The method used to build the HR Technologies Database followed an iterative, participatory process grounded in real-world recruiting practices and practitioner feedback alongside an in-depth analysis of the HR Tech market.
The TARAI Index's design began with our research team conducting over 100 semi-structured interviews with HR and recruiting professionals across several countries, between 2021-2025. These interviews focused on work processes, technology use and experiences, frustrations with AI systems, and desired transparency and competencies regarding the AI used in HR Technologies. The research team documented the various HR tech products professionals discussed in interviews and compared this list with exhibitors from major HR tech industry conferences, ultimately selecting 113 unique products based on overlap and frequency of mention.
Key data for each HR Technology product included in the TARAI Index was sourced directly from company websites, treating marketing claims and product documentation as primary materials practitioners would typically encounter. Additional company details (like location, size, mergers) were supplemented from business databases such as Pitchbook and Crunchbase. Manual review and cross-verification of the information about HR Technology products gathered by the research team ensured accuracy in each entry. The collected data was cleaned and sorted by hiring funnel stage, tagged with AI and generative AI features, and translated into recruiter-friendly terms.
Click here to learn more about how each data field within the TARAI Index.

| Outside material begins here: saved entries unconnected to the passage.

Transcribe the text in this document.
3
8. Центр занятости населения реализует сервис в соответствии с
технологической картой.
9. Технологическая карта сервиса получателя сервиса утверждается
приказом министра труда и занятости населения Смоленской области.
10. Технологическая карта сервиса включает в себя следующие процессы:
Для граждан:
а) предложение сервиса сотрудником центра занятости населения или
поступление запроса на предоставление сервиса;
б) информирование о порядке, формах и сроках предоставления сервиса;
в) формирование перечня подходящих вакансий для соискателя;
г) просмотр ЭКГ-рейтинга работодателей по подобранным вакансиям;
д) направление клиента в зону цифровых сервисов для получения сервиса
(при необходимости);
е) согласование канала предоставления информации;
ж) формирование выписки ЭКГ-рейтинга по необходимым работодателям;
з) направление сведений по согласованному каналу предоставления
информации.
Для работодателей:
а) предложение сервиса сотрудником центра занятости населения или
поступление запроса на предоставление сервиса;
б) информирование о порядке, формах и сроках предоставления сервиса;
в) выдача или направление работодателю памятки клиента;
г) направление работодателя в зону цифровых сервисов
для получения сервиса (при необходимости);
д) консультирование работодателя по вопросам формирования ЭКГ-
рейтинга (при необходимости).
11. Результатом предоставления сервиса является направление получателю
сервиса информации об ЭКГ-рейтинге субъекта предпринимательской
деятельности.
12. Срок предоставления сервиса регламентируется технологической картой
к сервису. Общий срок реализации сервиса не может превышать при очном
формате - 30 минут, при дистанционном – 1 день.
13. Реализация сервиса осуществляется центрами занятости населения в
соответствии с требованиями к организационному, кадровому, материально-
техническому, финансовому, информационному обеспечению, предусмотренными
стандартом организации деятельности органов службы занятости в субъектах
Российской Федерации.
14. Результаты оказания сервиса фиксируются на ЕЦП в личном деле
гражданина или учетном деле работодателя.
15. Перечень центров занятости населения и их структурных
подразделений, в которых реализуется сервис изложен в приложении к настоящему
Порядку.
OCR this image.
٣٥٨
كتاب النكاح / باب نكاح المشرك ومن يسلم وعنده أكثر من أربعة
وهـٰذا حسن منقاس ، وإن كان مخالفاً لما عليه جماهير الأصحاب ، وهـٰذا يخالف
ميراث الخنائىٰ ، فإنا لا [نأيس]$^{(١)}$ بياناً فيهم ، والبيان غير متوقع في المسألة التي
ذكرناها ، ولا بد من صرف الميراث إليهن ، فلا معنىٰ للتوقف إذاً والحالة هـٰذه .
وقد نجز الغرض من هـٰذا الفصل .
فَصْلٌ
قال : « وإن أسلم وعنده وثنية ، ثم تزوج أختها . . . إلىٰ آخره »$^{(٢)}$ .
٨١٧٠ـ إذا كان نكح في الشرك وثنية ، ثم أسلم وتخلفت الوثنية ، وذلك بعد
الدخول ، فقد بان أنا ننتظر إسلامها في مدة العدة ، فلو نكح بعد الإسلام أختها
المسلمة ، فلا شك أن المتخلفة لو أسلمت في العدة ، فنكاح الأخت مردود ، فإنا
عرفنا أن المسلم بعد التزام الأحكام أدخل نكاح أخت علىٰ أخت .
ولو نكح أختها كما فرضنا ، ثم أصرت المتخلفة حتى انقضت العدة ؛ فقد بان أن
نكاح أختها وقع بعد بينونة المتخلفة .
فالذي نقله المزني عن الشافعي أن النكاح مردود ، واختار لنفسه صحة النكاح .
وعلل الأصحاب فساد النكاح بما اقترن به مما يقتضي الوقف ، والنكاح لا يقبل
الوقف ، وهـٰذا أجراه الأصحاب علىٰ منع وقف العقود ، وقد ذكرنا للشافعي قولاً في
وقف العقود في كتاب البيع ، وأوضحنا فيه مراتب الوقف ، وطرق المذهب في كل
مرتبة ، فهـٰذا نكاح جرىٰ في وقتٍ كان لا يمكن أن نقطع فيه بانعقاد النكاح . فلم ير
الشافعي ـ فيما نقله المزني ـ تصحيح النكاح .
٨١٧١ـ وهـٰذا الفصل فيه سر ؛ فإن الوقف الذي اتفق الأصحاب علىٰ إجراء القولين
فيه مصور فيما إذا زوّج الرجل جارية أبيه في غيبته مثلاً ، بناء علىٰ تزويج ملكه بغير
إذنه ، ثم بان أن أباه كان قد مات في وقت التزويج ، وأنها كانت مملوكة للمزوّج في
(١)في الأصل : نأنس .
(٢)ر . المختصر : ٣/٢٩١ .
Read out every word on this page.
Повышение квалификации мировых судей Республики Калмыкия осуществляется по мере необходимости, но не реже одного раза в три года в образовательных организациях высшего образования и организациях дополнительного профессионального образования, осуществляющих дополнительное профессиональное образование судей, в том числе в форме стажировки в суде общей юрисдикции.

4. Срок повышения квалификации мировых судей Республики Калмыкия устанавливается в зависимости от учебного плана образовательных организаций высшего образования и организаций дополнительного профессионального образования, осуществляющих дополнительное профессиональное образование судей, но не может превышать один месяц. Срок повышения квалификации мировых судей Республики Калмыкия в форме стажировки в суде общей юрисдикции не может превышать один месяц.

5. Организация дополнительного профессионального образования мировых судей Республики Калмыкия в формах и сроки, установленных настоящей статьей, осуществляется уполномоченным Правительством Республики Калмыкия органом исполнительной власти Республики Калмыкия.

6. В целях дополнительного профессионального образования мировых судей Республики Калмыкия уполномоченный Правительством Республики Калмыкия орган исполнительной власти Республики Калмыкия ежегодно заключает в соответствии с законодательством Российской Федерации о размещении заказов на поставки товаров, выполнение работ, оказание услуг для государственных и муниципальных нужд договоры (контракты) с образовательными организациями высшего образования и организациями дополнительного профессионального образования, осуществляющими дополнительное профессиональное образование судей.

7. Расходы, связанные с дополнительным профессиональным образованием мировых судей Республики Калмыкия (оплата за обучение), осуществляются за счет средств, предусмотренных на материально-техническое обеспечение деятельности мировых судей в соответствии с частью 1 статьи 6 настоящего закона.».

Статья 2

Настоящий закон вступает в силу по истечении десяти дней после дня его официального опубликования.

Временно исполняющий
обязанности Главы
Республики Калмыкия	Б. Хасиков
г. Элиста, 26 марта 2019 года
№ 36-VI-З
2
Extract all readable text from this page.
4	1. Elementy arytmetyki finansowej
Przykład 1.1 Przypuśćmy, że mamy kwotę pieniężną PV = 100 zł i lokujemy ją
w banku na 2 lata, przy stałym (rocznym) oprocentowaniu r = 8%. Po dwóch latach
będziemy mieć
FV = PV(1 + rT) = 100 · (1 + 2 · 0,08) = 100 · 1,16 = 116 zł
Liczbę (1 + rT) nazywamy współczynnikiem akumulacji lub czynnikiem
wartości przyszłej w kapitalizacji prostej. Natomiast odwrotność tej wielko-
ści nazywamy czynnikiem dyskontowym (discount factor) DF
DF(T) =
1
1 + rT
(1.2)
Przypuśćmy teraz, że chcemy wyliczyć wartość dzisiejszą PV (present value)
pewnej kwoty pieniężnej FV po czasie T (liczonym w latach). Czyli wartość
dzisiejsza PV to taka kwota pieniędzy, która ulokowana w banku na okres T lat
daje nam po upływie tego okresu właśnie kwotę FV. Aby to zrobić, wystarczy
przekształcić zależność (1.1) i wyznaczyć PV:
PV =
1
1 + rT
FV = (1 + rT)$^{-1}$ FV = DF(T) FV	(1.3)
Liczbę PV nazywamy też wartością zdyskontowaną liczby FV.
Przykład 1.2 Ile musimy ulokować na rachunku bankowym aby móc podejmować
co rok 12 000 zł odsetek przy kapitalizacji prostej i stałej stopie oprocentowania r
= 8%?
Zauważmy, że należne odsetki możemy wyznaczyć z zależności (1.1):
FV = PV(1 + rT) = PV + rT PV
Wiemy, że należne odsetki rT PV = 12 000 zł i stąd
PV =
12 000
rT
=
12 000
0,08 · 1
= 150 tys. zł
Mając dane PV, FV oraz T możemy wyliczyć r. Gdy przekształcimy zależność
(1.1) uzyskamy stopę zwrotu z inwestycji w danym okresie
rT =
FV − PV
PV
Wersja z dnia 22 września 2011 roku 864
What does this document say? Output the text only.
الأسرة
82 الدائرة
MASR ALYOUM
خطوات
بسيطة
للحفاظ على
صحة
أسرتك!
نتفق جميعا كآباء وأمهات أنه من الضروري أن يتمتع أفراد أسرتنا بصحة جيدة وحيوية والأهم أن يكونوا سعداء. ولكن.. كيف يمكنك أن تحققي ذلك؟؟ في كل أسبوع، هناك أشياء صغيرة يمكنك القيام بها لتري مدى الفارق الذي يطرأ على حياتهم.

To ensure usability and relevance, we conducted three rounds of workshops involving recruiters, HR executives, data scientists, and technologists. Workshop participants evaluated database prototypes, provided feedback on features, and helped shape navigation interfaces for both practitioner and researcher audiences. Additionally, we used personas representing key user groups (recruiters, procurement professionals, AI auditors) to guide scenario-based feedback. Subsequent database iterations based on this data increased the number of detailed products, improved the tagging and filtering system, and refined the ranking of AI clarity for each tool.